Did you know that the automotive industry is still “ill equipped” to protect connected vehicles from hackers due to lagging security standards? Indeed, industry leaders have only begun to seriously explore more effective methods of securing a new wave of smart, semi autonomous vehicles.
“Modern vehicles are essentially a network of networks – equipped with a range of embedded communication methods and capabilities,” said Joe Gullo, the senior director for Rambus Ecosystem strategy and development. “As such, there is broad consensus that vehicle cyber security should rank as a top priority for the automotive industry.”
Gullo, who recently attended ESCAR (Europe) and the Connected Car Expo, told Rambus Press the biggest hurdle to achieving comprehensive vehicular security is the lack of clearly defined industry standards.
“Frankly, security in the automotive market today reminds me of how the nascent debit/credit card space was before the financial industry reached consensus on implementing a secure payment system,” he said. “Currently, there is no defined vehicle security specification that has been adopted industry-wide. This is unfortunate, as the problem is only going to get worse.”

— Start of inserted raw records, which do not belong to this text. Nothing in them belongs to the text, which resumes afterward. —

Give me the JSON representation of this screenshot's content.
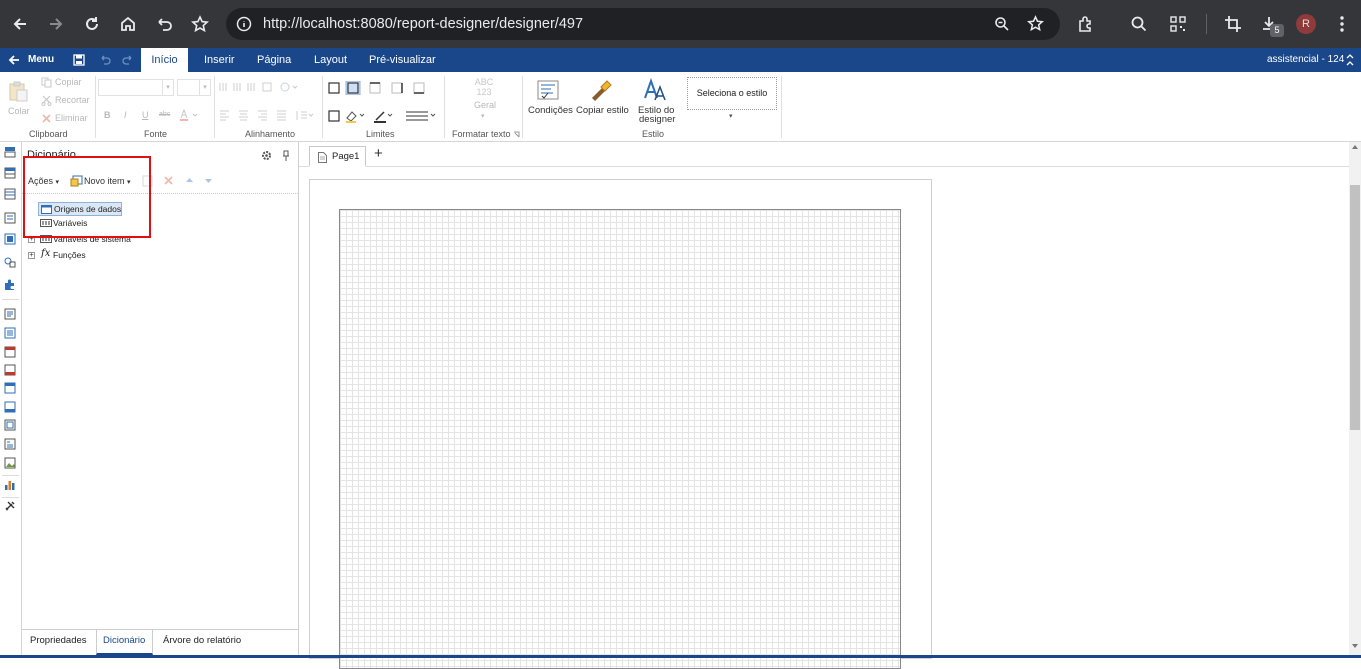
{
  "browser": {
    "url": "http://localhost:8080/report-designer/designer/497",
    "download_count": "5",
    "avatar_letter": "R"
  },
  "menubar": {
    "menu_label": "Menu",
    "tabs": [
      "Início",
      "Inserir",
      "Página",
      "Layout",
      "Pré-visualizar"
    ],
    "active_tab": "Início",
    "user": "assistencial - 124"
  },
  "ribbon": {
    "clipboard": {
      "paste": "Colar",
      "copy": "Copiar",
      "cut": "Recortar",
      "delete": "Eliminar",
      "label": "Clipboard"
    },
    "font": {
      "label": "Fonte",
      "bold": "B",
      "italic": "I",
      "underline": "U",
      "strike": "abc"
    },
    "alignment": {
      "label": "Alinhamento"
    },
    "borders": {
      "label": "Limites"
    },
    "text_format": {
      "label": "Formatar texto",
      "icon_line1": "ABC",
      "icon_line2": "123",
      "value": "Geral"
    },
    "style": {
      "conditions": "Condições",
      "copy_style": "Copiar estilo",
      "designer_style_1": "Estilo do",
      "designer_style_2": "designer",
      "select_style": "Seleciona o estilo",
      "label": "Estilo"
    }
  },
  "dictionary": {
    "title": "Dicionário",
    "actions": "Ações",
    "new_item": "Novo item",
    "tree": [
      "Origens de dados",
      "Variáveis",
      "Variáveis de sistema",
      "Funções"
    ],
    "bottom_tabs": [
      "Propriedades",
      "Dicionário",
      "Árvore do relatório"
    ],
    "active_bottom_tab": "Dicionário"
  },
  "designer": {
    "page_tab": "Page1",
    "add_page": "+"
  },
  "colors": {
    "brand": "#19478a",
    "highlight": "#e01010"
  }
}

According to Gullo, adopting a hardware-first approach to security and implementing the necessary functionality on the SoC level is a key element of securing embedded automotive technology.
“During multiple discussions with industry peers at both ESCAR and the Connected Car Expo, I emphasized that a software-centric security approach for vehicles will inevitably require frequent patches due to unforeseen vulnerabilities,” he explained. “In addition, I asked what happens 8 or 10 years from now when an automotive company chooses to discontinue critical software updates?”
To avoid potentially dangerous scenarios, says Gullo, vehicles should be equipped with robust DPA countermeasures to protect against side-channel attacks. In addition, the automotive industry needs to shield vehicle peripherals and components against tampering, as well as provide secure OTA updates for various systems.
As we’ve previously discussed on Rambus Press, adopting a hardware-first approach to security and implementing the necessary functionality on the SoC level is a key element of securing embedded automotive technology. To be sure, vehicle manufacturers should collaborate on formulating strong hardware-based security standards and isolation mechanisms that offer multiple layers of protection against various forms of attack.